Na estrada, o tradicional “pulinho” da suspensão traseira ainda aparece em pisos mais castigados, deixando claro que é uma solução (molas de lâmina) pensada para levar carga - e que eu estava rodando com a caçamba vazia. Mesmo assim, tem pouco a ver com a imagem que eu tinha, o que mostra o quanto a Volkswagen Amarok evoluiu nesse ponto.
Já no uso urbano ou em garagens mais apertadas, guiar algo com 5,36 m de comprimento, quase 1,92 m de largura e com a antena do teto a mais de 2 m do chão nunca vai ser simples.
Ainda assim, a Volkswagen Amarok entrega uma ajuda essencial e facilita as manobras com sensores dianteiros e traseiros, além de câmera de ré.
Considerando o porte e o peso da Volkswagen Amarok, acima de 2,3 toneladas, o motor 2.0 TDI se mostrou mais barulhento e mais “gastão” do que seria o ideal. Em rodovia, ele “disputa” espaço com os ruídos aerodinâmicos desse conjunto enorme e, em percurso misto, acaba pedindo quase 10 litros de combustível a cada 100 km.
Muito mais do que um SUV
A Volkswagen Amarok testada vinha na versão Style, posicionada exatamente entre as Life e Aventura disponíveis no mercado nacional.
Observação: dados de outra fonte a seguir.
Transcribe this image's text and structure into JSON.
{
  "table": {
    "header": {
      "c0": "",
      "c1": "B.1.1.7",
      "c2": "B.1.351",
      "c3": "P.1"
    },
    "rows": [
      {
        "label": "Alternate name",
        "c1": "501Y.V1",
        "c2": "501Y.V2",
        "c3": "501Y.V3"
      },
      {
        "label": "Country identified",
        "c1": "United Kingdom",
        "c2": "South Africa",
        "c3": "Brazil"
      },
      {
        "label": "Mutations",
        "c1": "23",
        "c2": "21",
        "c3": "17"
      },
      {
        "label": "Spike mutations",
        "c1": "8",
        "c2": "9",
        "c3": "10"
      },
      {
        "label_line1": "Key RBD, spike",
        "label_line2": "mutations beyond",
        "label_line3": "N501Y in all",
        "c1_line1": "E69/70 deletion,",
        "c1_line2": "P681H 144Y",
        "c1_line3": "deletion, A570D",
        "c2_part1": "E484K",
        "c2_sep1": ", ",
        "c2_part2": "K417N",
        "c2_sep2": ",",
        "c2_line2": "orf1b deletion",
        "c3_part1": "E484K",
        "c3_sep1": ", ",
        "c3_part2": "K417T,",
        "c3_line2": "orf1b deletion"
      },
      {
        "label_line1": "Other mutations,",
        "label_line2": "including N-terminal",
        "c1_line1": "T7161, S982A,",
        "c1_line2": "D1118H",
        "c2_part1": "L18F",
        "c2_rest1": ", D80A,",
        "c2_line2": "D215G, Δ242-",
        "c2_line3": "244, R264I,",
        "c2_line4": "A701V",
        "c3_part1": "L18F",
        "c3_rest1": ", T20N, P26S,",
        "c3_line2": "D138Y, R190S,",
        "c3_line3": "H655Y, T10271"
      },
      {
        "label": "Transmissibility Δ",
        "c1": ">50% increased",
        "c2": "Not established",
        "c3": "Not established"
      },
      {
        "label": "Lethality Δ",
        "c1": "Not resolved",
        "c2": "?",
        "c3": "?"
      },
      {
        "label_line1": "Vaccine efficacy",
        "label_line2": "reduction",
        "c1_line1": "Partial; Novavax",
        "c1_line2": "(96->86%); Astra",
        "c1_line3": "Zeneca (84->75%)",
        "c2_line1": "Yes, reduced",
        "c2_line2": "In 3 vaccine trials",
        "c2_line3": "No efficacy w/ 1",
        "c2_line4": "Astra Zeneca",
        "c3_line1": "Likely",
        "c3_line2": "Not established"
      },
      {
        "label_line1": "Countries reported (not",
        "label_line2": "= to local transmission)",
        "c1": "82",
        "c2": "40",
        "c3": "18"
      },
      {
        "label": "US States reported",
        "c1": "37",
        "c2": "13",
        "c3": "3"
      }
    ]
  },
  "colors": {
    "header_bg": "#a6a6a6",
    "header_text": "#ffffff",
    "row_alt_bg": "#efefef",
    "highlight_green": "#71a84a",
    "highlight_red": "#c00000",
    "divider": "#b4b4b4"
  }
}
Com motor 2.0 TDI de 205 cv e cabine dupla (quatro portas e cinco lugares), o preço parte de 60 573 euros. Com os opcionais deste exemplar - na maioria voltados a facilitar o uso no dia a dia - o valor final “salta” para 64 074 euros.
É um número alto, mas vale considerar que a Volkswagen Amarok funciona como um canivete suíço em termos de versatilidade, encarando a maioria dos desafios que colocamos no caminho.
Alguns desses desafios podem ser decisivos, como salvar vidas:
Para ficar redonda, falta apenas escolher uma das soluções para proteger a caçamba. E, depois, planejar cada trajeto levando em conta que a Volkswagen Amarok paga Classe 2 nos pedágios.